As an experiment, the government has decided to limit the number of daily visitors from this Monday, reports the American media CNN. With a stated objective of 20,000 people maximum per day from April 2024, i.e. before the next summer season. A reservation website will make it possible to monitor attendance by applying a time slot system.
“For example, 3,000 people will be allowed to access the site between 8 a.m. and 9 a.m., 2,000 during the next hour, from 9 a.m. to 10 a.m.,” Lina Mendoni told Greek radio station Real FM.
“Bottlenecks”
While the 2,500-year-old site is open every day from 8 a.m. to 8 p.m., it is in the morning that overtourism becomes evident, creating “bottlenecks”. “Half of the visitors tend to arrive in the morning, between 8 a.m. and noon,” said Lina Mendoni. “This creates unpleasant conditions for the site, visitors and staff.”
The congestion is particularly intense when passengers disembark from cruise ships plying the Aegean and Ionian Seas.
“The Acropolis is magnificent but (…) the number of people is overwhelming,” an American tourist told AFP in June.

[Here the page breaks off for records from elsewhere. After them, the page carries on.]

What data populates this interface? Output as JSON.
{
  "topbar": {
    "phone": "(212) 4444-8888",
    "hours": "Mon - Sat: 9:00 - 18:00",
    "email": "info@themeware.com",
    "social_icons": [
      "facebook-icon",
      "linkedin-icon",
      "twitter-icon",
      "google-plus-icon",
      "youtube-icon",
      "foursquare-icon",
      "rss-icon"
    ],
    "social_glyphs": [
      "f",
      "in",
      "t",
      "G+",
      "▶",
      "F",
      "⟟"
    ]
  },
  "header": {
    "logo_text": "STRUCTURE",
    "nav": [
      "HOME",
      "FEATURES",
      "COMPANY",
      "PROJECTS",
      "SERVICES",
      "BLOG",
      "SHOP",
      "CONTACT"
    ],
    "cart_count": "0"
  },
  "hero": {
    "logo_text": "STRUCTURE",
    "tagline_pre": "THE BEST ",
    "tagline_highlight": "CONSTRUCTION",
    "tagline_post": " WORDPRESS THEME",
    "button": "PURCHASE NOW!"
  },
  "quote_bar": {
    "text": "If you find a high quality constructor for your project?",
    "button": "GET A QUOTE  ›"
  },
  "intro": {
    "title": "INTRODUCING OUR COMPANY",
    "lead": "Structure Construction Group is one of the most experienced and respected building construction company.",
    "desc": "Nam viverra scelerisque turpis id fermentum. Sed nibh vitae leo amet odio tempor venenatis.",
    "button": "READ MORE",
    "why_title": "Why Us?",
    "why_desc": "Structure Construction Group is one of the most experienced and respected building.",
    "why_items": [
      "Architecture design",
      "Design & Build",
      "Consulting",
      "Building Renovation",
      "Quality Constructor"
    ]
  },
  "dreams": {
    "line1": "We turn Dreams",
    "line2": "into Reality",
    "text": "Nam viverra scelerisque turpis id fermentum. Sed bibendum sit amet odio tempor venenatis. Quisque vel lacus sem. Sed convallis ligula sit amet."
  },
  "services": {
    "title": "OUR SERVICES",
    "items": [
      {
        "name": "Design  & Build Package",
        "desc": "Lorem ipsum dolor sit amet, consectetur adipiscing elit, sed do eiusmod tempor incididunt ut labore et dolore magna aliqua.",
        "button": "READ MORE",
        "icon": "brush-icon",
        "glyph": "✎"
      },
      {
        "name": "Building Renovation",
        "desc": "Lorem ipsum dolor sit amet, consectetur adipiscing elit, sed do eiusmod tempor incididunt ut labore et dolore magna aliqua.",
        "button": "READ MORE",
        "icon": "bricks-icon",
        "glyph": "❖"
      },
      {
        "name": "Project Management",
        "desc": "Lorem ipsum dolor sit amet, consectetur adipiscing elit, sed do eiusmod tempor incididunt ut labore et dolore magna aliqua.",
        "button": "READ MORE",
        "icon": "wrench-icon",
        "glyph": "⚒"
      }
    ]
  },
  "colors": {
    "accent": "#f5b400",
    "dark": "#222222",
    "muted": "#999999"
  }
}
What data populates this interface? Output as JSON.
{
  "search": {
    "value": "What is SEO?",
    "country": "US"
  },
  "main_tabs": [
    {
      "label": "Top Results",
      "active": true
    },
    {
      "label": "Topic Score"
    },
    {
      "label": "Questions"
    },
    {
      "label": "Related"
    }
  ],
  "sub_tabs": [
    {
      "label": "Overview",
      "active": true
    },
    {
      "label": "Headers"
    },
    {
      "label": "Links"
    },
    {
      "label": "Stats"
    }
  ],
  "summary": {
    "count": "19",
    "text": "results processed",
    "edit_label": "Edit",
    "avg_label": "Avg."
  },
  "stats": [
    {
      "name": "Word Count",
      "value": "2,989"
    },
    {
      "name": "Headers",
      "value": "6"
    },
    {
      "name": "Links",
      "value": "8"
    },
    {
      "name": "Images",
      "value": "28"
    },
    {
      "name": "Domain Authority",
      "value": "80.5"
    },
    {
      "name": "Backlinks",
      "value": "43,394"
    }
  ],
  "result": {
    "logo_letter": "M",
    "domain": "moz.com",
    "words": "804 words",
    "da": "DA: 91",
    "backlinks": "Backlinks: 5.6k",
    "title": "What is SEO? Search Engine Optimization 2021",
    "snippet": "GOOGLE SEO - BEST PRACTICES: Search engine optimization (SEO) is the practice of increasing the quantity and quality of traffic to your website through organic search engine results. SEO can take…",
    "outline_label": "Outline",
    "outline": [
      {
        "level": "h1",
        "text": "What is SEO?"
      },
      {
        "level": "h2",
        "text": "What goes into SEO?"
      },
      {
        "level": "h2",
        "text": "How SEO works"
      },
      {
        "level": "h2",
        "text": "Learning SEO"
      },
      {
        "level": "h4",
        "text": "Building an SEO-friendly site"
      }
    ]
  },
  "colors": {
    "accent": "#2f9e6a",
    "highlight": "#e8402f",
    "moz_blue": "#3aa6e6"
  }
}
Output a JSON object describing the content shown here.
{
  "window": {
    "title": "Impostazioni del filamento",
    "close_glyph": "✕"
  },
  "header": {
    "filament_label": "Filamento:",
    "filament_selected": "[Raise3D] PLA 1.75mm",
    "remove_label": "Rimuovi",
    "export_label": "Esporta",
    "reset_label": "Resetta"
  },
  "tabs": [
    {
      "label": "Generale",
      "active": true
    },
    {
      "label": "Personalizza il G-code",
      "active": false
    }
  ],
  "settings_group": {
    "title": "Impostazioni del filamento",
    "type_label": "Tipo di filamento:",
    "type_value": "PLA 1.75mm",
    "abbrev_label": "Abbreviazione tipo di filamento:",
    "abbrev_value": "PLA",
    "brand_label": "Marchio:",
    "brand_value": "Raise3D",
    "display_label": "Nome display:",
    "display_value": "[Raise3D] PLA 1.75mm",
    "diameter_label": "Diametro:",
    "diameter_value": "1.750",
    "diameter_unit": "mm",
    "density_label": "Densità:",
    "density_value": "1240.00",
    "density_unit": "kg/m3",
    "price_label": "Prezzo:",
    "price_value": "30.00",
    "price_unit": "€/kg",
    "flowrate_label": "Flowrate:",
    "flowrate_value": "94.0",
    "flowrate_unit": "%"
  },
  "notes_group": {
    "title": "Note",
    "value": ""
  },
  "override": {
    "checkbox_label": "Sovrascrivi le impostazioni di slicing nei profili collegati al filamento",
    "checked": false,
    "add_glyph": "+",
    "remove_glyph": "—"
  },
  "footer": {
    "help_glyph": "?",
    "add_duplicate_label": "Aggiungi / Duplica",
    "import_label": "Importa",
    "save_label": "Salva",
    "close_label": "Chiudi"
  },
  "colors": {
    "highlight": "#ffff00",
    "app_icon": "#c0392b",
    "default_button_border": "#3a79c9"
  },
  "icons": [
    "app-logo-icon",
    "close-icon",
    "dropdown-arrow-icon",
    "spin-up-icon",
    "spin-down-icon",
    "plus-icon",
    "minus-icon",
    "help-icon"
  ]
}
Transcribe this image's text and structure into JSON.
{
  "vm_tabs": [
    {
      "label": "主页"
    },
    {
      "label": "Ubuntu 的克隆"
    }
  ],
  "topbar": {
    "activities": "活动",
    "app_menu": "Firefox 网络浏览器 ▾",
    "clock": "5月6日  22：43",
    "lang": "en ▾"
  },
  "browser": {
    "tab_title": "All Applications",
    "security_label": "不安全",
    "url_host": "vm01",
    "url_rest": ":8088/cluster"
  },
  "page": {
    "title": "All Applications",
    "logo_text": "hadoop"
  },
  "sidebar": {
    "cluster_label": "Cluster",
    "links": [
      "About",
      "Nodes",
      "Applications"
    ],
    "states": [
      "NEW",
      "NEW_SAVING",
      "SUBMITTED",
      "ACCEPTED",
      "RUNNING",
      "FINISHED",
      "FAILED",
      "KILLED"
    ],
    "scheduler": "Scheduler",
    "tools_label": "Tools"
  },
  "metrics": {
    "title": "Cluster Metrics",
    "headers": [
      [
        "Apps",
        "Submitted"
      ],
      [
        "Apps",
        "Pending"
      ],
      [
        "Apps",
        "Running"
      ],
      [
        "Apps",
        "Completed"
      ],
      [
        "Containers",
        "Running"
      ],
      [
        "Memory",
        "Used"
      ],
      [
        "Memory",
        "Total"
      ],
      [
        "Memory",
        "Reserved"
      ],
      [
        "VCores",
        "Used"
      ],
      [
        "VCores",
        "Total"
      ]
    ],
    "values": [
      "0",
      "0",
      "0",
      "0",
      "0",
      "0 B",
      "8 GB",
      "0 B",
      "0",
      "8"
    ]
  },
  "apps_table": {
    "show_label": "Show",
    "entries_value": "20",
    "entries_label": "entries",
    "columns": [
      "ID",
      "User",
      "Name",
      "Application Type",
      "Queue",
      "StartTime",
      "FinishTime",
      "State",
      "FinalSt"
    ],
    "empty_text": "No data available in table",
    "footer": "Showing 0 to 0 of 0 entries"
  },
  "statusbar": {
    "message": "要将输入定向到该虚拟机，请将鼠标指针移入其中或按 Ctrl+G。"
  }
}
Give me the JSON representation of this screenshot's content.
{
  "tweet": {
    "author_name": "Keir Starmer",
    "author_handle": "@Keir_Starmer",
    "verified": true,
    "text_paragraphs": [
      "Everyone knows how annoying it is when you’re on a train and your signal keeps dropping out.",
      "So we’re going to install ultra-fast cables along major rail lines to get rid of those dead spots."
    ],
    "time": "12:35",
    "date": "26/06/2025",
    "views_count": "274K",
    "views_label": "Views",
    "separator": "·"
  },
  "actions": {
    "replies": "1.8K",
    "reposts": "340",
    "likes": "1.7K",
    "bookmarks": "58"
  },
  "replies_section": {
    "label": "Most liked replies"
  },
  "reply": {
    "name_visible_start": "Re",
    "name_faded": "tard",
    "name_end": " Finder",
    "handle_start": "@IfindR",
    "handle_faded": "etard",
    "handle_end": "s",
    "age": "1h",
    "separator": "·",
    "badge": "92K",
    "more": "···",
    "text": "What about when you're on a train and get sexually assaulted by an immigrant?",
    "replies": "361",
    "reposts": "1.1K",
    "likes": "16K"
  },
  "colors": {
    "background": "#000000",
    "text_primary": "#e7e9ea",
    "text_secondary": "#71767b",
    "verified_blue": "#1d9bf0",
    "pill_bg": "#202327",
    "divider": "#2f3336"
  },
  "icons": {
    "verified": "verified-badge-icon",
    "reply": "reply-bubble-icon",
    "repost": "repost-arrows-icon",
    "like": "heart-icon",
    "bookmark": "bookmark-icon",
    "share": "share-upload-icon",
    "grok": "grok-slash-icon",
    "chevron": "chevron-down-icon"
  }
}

Tourism essential to the Greek economy
“The infrastructures are not suitable” for such a large number of visitors, underlined Ioannis Mavrikopoulos, guardian of this site, considered by UNESCO as the greatest architectural and artistic ensemble that Greek Antiquity has bequeathed to the world, since thirty years.
Despite the concern that reigns over this extreme influx, tourism remains essential to a country which wants to revive its economy weighed down by a decade of financial collapse. Experts in the sector, which represents almost a quarter of its GDP, hope this year to surpass the record of 31.3 million tourists recorded in 2019.